Las Aves was the site of a major Dutch victory over the French in 1678, when a French fleet commanded by Admiral Jean d'Estrées on its way to capture the nearby Dutch island Curaçao was decoyed onto the reefs of Aves de Sotovento by a small force of three Dutch ships. When D'Estrees' ship hit the reef, he fired cannons as a warning to the ships behind. However, they interpreted the signal to mean that he was under attack so they came rushing to his aid - and likewise struck the reefs.
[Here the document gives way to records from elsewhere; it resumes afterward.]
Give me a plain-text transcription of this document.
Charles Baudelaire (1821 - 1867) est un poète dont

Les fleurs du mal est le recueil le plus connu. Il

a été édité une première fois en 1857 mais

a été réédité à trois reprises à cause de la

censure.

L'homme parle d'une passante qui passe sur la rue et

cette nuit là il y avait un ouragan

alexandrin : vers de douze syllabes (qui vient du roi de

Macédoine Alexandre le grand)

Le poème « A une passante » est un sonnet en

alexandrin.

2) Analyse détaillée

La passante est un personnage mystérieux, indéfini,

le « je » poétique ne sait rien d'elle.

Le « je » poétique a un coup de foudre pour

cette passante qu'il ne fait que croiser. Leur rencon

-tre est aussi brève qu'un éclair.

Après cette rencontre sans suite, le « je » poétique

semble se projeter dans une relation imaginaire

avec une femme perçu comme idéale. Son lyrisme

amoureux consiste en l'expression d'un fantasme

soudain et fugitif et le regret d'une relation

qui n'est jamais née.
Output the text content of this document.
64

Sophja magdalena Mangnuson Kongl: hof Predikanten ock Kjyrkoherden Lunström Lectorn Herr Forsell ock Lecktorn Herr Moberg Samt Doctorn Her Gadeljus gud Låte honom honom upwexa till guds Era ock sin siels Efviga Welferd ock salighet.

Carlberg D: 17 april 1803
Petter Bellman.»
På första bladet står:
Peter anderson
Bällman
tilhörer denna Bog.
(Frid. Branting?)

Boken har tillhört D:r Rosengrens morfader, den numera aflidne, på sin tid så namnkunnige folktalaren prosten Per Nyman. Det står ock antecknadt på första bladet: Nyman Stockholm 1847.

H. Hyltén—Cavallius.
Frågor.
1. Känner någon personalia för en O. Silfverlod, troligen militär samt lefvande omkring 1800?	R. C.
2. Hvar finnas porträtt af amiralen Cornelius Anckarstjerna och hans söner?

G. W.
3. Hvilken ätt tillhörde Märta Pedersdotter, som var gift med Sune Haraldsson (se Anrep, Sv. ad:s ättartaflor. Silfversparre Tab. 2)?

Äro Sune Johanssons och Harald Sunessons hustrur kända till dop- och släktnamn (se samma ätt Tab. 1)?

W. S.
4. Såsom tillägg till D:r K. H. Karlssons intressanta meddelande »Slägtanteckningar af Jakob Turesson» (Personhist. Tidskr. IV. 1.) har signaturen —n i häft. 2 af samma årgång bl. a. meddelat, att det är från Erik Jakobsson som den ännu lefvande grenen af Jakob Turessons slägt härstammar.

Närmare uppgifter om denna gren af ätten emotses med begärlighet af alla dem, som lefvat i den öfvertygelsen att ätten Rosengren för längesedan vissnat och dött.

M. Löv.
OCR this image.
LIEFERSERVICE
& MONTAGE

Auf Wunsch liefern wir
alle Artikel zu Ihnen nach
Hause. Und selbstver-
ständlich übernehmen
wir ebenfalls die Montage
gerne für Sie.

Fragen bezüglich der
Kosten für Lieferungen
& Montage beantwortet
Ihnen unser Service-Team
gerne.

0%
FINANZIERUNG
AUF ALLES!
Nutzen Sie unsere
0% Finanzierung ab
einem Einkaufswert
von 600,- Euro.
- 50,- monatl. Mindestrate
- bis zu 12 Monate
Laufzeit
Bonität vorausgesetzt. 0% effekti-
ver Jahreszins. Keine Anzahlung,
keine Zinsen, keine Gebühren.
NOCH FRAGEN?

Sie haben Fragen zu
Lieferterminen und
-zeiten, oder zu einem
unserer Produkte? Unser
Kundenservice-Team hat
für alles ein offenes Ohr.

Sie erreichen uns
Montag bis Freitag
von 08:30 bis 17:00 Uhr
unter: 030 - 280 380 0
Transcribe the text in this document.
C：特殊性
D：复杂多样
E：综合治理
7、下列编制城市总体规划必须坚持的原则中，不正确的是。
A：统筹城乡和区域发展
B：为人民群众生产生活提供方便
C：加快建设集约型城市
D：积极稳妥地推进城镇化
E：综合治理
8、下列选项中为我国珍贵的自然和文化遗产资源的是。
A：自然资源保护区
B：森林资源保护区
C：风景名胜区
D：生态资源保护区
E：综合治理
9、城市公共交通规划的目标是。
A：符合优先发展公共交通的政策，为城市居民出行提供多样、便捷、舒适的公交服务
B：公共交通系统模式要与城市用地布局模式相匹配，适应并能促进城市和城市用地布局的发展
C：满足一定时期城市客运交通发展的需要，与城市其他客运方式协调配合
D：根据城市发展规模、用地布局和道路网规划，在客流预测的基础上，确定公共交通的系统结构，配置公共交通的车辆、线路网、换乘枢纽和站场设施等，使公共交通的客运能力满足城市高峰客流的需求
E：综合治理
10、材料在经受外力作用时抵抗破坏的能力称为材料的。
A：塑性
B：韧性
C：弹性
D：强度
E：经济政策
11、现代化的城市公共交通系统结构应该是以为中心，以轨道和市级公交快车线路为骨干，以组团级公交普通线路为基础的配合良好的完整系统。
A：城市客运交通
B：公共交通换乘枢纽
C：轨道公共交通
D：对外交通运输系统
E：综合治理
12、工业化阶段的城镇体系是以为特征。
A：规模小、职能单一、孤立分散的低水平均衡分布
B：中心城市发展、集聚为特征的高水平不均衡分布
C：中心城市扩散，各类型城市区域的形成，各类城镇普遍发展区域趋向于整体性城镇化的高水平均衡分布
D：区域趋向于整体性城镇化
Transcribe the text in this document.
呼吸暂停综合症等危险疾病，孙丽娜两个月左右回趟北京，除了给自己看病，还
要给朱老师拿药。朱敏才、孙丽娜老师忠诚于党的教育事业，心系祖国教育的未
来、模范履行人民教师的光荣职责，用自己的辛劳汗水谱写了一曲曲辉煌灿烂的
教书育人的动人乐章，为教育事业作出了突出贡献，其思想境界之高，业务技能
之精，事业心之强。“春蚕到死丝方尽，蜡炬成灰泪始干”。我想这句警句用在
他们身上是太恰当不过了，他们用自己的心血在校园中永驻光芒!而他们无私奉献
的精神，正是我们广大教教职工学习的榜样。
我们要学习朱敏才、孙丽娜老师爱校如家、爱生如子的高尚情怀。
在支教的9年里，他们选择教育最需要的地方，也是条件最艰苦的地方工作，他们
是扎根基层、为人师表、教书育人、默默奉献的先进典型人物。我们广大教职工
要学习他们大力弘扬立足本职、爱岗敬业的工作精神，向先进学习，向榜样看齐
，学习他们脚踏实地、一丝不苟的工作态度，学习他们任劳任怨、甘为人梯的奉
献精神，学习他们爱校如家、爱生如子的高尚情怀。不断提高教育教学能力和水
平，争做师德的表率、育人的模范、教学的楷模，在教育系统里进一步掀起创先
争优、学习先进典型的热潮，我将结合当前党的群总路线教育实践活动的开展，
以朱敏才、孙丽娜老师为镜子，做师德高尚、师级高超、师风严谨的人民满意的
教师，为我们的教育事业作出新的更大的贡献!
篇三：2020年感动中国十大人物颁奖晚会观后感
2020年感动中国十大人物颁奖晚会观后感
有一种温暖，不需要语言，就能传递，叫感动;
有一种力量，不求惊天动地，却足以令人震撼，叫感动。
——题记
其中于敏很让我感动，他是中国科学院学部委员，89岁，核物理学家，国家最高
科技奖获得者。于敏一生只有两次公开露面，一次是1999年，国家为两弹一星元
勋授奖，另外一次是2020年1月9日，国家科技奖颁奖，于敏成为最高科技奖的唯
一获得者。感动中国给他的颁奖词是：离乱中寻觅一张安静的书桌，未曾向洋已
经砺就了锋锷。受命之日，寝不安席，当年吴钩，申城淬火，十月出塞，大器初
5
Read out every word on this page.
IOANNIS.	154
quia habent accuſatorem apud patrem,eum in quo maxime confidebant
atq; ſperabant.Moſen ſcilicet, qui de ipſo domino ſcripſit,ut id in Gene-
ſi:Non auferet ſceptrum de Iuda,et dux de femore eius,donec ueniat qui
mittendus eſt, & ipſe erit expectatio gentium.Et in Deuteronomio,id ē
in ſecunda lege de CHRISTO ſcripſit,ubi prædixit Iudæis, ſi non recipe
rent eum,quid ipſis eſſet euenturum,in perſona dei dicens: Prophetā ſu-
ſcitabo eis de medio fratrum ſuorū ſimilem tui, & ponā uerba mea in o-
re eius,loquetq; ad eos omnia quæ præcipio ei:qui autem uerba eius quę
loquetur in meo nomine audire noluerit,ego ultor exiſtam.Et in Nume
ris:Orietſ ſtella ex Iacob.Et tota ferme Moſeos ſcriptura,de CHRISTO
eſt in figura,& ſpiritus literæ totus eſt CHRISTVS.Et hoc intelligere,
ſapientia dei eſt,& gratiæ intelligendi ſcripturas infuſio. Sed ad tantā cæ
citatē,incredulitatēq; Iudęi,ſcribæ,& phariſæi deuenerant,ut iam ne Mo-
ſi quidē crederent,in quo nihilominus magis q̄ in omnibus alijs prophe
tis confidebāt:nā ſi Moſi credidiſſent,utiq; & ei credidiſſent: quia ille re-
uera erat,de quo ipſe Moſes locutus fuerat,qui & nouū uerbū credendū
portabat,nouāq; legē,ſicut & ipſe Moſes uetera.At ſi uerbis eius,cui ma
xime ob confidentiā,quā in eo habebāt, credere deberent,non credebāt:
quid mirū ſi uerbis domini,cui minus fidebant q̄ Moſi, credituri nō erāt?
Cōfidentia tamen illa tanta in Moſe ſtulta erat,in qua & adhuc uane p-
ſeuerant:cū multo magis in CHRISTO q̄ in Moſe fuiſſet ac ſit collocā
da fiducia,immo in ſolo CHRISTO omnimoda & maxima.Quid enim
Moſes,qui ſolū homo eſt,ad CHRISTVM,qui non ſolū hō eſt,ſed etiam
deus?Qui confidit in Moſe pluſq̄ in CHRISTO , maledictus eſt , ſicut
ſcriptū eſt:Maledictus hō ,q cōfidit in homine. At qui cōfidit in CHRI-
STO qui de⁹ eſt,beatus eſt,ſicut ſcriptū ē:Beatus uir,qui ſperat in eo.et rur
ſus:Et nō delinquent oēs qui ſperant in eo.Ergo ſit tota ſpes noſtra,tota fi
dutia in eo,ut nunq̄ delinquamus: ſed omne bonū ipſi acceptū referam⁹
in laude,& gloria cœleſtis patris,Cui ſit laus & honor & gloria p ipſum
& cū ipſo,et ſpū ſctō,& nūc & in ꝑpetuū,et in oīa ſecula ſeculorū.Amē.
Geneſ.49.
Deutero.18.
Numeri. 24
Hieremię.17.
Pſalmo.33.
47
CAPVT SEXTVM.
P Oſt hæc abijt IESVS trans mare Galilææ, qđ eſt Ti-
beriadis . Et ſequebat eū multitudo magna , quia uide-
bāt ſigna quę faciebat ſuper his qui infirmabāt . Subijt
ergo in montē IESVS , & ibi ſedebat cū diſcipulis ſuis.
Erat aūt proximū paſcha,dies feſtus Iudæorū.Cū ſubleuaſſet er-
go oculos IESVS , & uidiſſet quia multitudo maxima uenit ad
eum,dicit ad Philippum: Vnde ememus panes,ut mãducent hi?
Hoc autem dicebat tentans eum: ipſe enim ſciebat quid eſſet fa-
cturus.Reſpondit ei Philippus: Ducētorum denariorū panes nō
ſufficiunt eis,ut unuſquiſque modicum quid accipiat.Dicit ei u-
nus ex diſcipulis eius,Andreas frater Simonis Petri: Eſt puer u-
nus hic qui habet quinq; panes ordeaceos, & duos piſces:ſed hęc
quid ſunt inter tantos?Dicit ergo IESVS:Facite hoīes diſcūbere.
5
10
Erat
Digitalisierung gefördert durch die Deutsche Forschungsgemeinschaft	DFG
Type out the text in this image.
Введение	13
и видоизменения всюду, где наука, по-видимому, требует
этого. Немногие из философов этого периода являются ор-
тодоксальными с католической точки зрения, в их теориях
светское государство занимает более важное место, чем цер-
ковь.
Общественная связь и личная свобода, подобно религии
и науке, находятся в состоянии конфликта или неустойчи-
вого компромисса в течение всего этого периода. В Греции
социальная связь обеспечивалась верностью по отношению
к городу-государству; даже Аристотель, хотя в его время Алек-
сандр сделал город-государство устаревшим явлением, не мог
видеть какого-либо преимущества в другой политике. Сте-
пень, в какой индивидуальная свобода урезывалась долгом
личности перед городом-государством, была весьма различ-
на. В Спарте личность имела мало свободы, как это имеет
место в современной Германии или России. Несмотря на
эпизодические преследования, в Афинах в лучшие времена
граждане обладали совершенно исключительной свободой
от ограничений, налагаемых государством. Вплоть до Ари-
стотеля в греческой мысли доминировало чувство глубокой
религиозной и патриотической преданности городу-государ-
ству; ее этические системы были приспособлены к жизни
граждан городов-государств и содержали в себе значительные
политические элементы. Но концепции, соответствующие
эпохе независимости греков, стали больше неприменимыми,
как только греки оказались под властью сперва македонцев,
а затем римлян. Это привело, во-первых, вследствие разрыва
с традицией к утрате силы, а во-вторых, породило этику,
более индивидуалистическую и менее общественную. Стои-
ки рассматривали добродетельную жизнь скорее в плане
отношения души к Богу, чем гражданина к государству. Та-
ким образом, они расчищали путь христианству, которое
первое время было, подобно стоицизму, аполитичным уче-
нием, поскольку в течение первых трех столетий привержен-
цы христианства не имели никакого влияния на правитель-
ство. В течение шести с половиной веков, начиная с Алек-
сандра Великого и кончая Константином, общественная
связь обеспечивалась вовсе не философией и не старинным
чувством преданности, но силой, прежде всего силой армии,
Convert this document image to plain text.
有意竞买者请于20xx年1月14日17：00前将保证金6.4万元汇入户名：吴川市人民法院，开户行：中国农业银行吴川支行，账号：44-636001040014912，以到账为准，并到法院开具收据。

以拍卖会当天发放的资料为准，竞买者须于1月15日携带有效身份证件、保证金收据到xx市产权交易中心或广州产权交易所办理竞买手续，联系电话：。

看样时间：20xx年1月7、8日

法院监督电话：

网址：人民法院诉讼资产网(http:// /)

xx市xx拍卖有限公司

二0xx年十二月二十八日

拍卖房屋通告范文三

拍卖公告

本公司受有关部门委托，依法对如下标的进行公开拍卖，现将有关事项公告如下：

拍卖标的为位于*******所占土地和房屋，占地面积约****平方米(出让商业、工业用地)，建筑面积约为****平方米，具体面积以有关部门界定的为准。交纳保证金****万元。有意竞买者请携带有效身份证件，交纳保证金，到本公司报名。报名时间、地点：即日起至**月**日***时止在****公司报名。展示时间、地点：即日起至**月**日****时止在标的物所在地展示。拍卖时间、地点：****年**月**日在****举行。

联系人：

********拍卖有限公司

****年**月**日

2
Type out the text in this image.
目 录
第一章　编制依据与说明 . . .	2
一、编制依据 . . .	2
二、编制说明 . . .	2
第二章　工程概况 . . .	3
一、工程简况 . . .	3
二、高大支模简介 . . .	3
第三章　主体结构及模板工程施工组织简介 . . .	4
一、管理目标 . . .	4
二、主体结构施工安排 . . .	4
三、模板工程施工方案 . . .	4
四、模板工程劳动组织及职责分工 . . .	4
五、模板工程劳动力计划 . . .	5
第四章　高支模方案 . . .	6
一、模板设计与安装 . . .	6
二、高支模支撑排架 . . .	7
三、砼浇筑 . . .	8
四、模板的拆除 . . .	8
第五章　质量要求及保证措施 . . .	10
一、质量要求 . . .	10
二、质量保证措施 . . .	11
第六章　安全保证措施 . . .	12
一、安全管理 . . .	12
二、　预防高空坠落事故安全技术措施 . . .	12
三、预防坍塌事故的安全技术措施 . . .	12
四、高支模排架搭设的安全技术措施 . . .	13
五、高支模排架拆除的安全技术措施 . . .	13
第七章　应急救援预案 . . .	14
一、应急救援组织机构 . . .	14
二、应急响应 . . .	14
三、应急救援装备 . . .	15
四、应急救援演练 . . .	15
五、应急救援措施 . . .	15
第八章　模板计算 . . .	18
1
The entire French fleet of 13 ships was lost as a result of the Admiral's eagerness to fight. The survivors found no fresh water on Las Aves. They tried to survive on barrels of wine and salted meat that washed up ashore. But these supplies ran out and eventually they perished. The Admiral was one of the few to be rescued. On Curaçao, a Day of Thanksgiving was observed until far into the 18th century to commemorate the island's fortunate escape from being ravaged by the French.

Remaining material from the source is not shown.